Van de bovenvermelde Germaanse god Wodan (Odin in Scandinavië) weten we dat hij twee raven had als boodschappers, die hem op de hoogte brachten van alles wat er in de wereld gebeurt. Hun namen zijn Huginn en Muninn, en ze vormen zo conform hun namen het geheugen en de gedachte van Odin. Als ravengod was Odin ‘Hrafnagu'd’ en zijn gesneuvelden waren het voedsel voor de raven. In het Angelsaksische epos van Beowulf lezen we hoe de dieren die gewijd zijn aan Odin, namelijk de arend, raven en wolven, zich voeden aan de gesneuvelden; “But the black raven flapping over the dead shall be voluble, and tell the eagle of its luck at dinner, when along with the wolf it plundered the slain.” De Noormannen hadden soms banieren in de vorm van een raaf, waarbij de wind de vleugels deed flapperen. Nog in de 19e eeuw maakte men in Yorkshire kinderen bang met de uitspraak; “De zwarte raaf zal komen.”
Ook de Kelten kenden een god zoals Wodan, die met oorlog, magie, de speer, het gesloten/verloren oog én met raven werd geassocieerd, namelijk Lug(us). De Gallische stad Lugdunum (Lyon) zou gesticht zijn op een plaats waar twee raven neerstreken en op munten van deze stad uit de 1e en 2e eeuw staat Lugus afgebeeld met twee raven. Als totemvogels van de god die verbonden is met dood en oorlog enerzijds, maar ook met magie en wijsheid anderzijds, geldt de raaf ook als orakelvogel. Denk aan Huginn en Muninn die Odin alles vertellen. Het Engels kent nog steeds de uitdrukking ‘to have ravens knowlegde’. Daarom was bij de Grieken de raaf gewijd aan hun orakelgod Apollo. Het lijkt echter vreemd dat een zwarte raaf met een zonnegod wordt geassocieerd. Maar de raaf bleek in sommige verhalen oorspronkelijk wit te zijn. Zoals de raaf van Apollo , die hem vertelde over het bedrog van Apollo’s geliefde Koronis. Apollo doodde haar met een pijl maar kreeg wroeging, waarop hij zijn raaf pikzwart maakte.

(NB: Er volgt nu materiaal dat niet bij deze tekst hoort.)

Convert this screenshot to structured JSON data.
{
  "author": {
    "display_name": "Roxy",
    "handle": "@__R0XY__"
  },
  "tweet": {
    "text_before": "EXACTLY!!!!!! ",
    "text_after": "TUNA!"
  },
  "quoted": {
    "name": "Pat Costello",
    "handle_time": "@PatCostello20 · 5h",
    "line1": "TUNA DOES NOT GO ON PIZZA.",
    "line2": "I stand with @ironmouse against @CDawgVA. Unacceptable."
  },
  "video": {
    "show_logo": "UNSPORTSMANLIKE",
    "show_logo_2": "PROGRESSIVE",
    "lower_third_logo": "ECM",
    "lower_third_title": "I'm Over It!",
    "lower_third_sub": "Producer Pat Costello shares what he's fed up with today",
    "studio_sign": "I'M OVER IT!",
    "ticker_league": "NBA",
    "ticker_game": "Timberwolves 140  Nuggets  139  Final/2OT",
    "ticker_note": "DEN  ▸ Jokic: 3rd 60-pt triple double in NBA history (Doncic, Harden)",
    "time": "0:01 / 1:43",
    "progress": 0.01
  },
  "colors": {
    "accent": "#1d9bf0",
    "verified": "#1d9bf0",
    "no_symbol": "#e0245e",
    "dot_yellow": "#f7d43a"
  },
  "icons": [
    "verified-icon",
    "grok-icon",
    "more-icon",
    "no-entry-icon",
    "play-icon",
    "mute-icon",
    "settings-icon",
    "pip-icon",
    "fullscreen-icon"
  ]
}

Opvallend en intrigerend is de symboliek van deze Witte Raaf. In vroeger tijden meende men dat de zwarte raaf eerst wit was en er een metamorfose plaatsvond. Maar, waarom veranderden ze precies van kleur? Een eerste denkpiste is dat de sneeuwwitte vogel van kleur veranderde omdat deze zich schuldig maakte aan iets of door nalatigheid. In Ierland werd de god Midhir vergezeld door twee witte raven. Ook buiten Europa komen we iets gelijkaardigs tegen, namelijk bij de Joekagieren in Siberië, of bij de Iglulik-Inuit in de regio Nunavut (Canada). Daar wordt de raaf zwart door een conflict met een andere vogel, zoals de sneeuwhoen, of de fuut. De meeste verhalen over witte raven in Europa en Azië komen erop neer dat uiteindelijk de praatzieke en listige raaf voor zijn wangedrag gestraft wordt, en daarom zwart wordt en zich op de grond moet gaan voeden met kadavers. En, als we deze verhalen onder de loep nemen, dan kunnen we stellen dat dit symbolische transformaties zijn. Een witte raaf is nu vaak een metafoor voor iets zeldzaams, in het Duits betekent ‘einen Raben weiss machen’ iets onmogelijks doen.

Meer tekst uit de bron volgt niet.